As for catcher offense, the New Orleans Superdome doesn't have the power issues the Mets did last year. 5 homers and 44 rbi is what they got from Thole, Nickeas and Johnson. All year. From their catchers. Over 162 games.
If he plays all season, John Buck will likely hit 15 homers and drive in 50, but he'll probably bat .210 along the way. The X-factor here is Travis d'Arnuad who will get the call at some point and could give the Mets more consistent offense from the catching position.
In a couple of years this generation of Mets fans may have their Seaver, Koosman and Matlack in Wheeler, Harvey and Niese. It likely won't be that good, but it will be much better than Generation K.
Right now, it's Harvey and Niese and fall on your knees. I think those two will combine for 30 wins. The trio of Gee, Marcum and numerous #5 guys might combine to win 20.

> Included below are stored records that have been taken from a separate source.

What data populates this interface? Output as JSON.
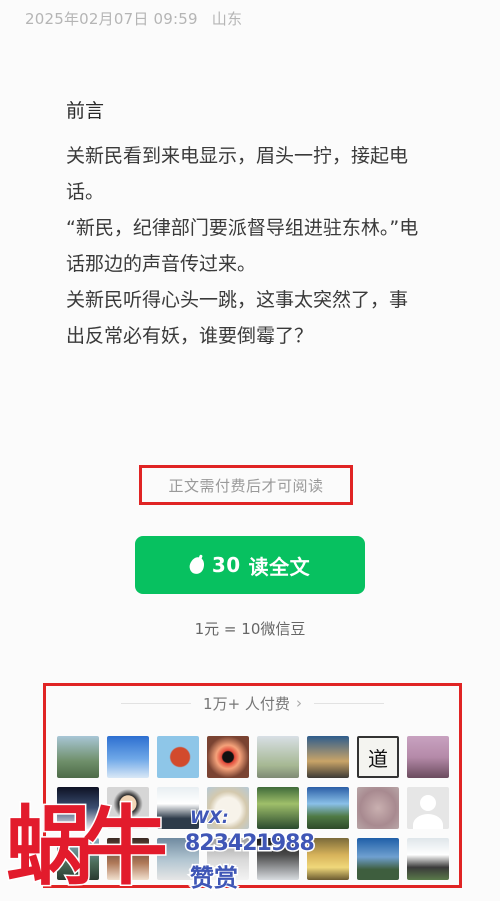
{
  "post_meta": {
    "date": "2025年02月07日 09:59",
    "location": "山东"
  },
  "article": {
    "preface_title": "前言",
    "lines": [
      "关新民看到来电显示，眉头一拧，接起电话。",
      "“新民，纪律部门要派督导组进驻东林。”电话那边的声音传过来。",
      "关新民听得心头一跳，这事太突然了，事出反常必有妖，谁要倒霉了？"
    ]
  },
  "paywall": {
    "notice": "正文需付费后才可阅读",
    "button_price": "30",
    "button_label": "读全文",
    "exchange_rate": "1元 = 10微信豆"
  },
  "payers": {
    "header": "1万+ 人付费",
    "avatar_char": "道",
    "avatar_count": 24
  },
  "watermark": {
    "logo_text": "蜗牛",
    "wx_label": "WX:",
    "wx_id": "823421988",
    "sub_text": "赞赏"
  },
  "colors": {
    "accent_green": "#07c160",
    "highlight_red": "#e02424",
    "watermark_blue": "#3f56b6"
  }
}
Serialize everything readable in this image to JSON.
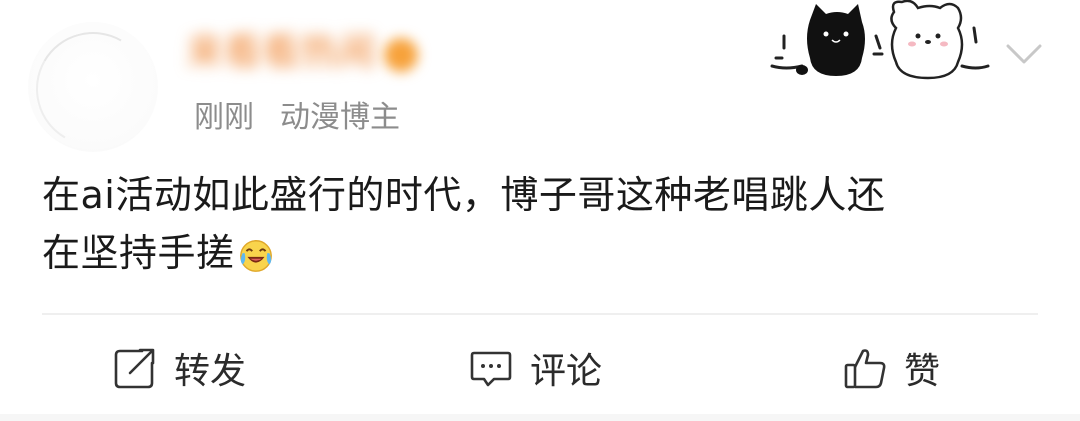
{
  "post": {
    "author": {
      "name": "来看看热闹",
      "time": "刚刚",
      "role": "动漫博主"
    },
    "content": {
      "line1": "在ai活动如此盛行的时代，博子哥这种老唱跳人还",
      "line2": "在坚持手搓",
      "emoji": "laugh-cry-emoji"
    }
  },
  "actions": {
    "repost": "转发",
    "comment": "评论",
    "like": "赞"
  },
  "icons": {
    "more": "chevron-down-icon",
    "repost": "repost-icon",
    "comment": "comment-icon",
    "like": "thumbs-up-icon"
  },
  "colors": {
    "text": "#1a1a1a",
    "meta": "#8c8c8c",
    "badge": "#f7a23b"
  }
}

The Mets bullpen is what most bullpens on bad teams are, a collection of guys you hope perform well. When looking at the Mets pen lets just say optimism does not abound. Greg Burke is a converted sidearmer who hasn't pitched in the bigs since '09. Scott Rice is as wonderful story. He has faced 3,600 batters in the minor leagues and at age 31 he finally made a big league club. The problem? He has faced 3,600 minor league batters and at age 31 finally made a big league club. Atchinson, Lyons and Hawkins have all been a mixed bag of results in their careers. Bobby Parnell is the one guy I am confident can consistently get big league hitters out but so far he has yet to prove that he can do it in the 9th inning, which is where he'll be doing his work this year.
Gone from last year's team are a 20-game winner in Dickey and a 20 home run hitter in Hairston.
As noted before, that team won 74 games. The 2013 Mets get a full season of Matt Harvey, hopefully a full season of the Ike Davis Mets fans hope he can be and David Wright continuing to be an upper level, but not quite elite, player. Oh, and the promise of Wheeler and d'Arnaud eventually taking their first steps down career paths we hope help lead this franchise out of the doldrums and back to an exciting, competitive team capable of great things.
Until that time, get used to hearing Gary Cohen, Josh Lewin or Howie Rose going to commercial break by saying "....Mets threaten, but do not score."